Infrastructure development continues along the Northern Sea Route, including the construction of multimodal logistics centers. This was announced by the First Deputy Minister of Transport of Russia Konstantin Pashkov, commenting on the department's approach to the formation of a "customer path" of transportation in the Arctic contour.
The key idea of the project is to connect the sea line with river, road, railway and aviation arms so that the cargo can dock in a predictable mode. Pashkov described the logic of multimodality in a straightforward way:
"We are engaged in infrastructure development. For example, along the rivers that run towards the Northern Sea Route, there is also the construction of multimodal logistics centers at various stages. Multimodal is an opportunity to travel by car, river, plane, railway. This is an opportunity to make a transplant."
A measurable result is important for shippers: deadlines, clear tariff windows, availability of storage facilities, the possibility of consolidating shipments and processing documents at the docking point. Pashkov outlined the target model of the service:
"From door to door, not in words, but to really confirm this possibility, that any product can get to the point that our shipper or passenger needs today."
A separate signal to the market is the assessment of port facilities on the NSR highway. The Ministry of Transport records a surplus of capacity at seaports and considers this to be the basis for the growth of the cargo base and export scenarios.

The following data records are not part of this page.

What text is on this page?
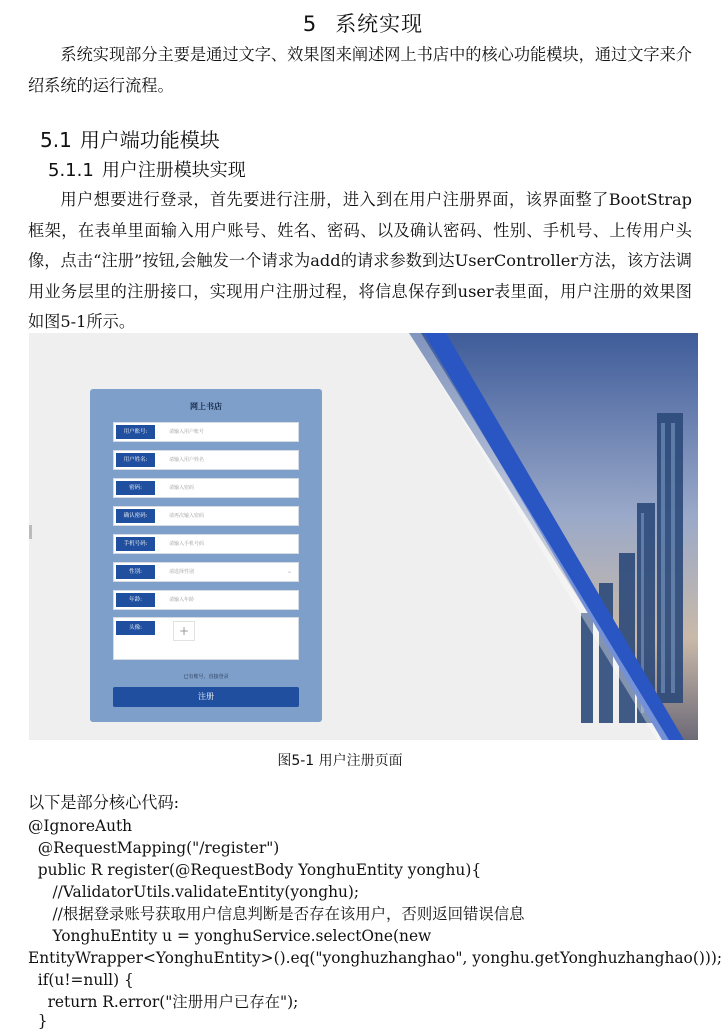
5 系统实现
系统实现部分主要是通过文字、效果图来阐述网上书店中的核心功能模块，通过文字来介绍系统的运行流程。
5.1 用户端功能模块
5.1.1 用户注册模块实现
用户想要进行登录，首先要进行注册，进入到在用户注册界面，该界面整了BootStrap框架，在表单里面输入用户账号、姓名、密码、以及确认密码、性别、手机号、上传用户头像，点击“注册”按钮,会触发一个请求为add的请求参数到达UserController方法，该方法调用业务层里的注册接口，实现用户注册过程，将信息保存到user表里面，用户注册的效果图如图5-1所示。
网上书店
用户账号:	请输入用户账号
用户姓名:	请输入用户姓名
密码:	请输入密码
确认密码:	请再次输入密码
手机号码:	请输入手机号码
性别:	请选择性别	⌄
年龄:	请输入年龄
头像:	+
已有账号，直接登录
注册
图5-1 用户注册页面
以下是部分核心代码:
@IgnoreAuth
@RequestMapping("/register")
public R register(@RequestBody YonghuEntity yonghu){
//ValidatorUtils.validateEntity(yonghu);
//根据登录账号获取用户信息判断是否存在该用户，否则返回错误信息
YonghuEntity u = yonghuService.selectOne(new
EntityWrapper<YonghuEntity>().eq("yonghuzhanghao", yonghu.getYonghuzhanghao()));
if(u!=null) {
return R.error("注册用户已存在");
}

For foreign economic activity and projects in the BRICS perimeter, the Arctic route is interesting as part of the diversification of the transport map. Companies assess the risks of seasonality, ice wiring, insurance, and fleet availability. The emergence of multimodal centers adds a practical layer: transshipment and distribution by region, the formation of combined shipments, support for northern shipments, and service for industrial goods. This creates a demand for standardized accounting processes, electronic documents, cargo condition monitoring, as well as warehouse infrastructure that operates under climatic restrictions.
It makes sense for businesses to prepare "Arctic" supply profiles in advance: packaging requirements, temperature conditions, delivery schedules in narrow navigation windows, and transport reservation scenarios. Then infrastructure projects along the NSR can move from the level of declarations to the level of managed supply chains.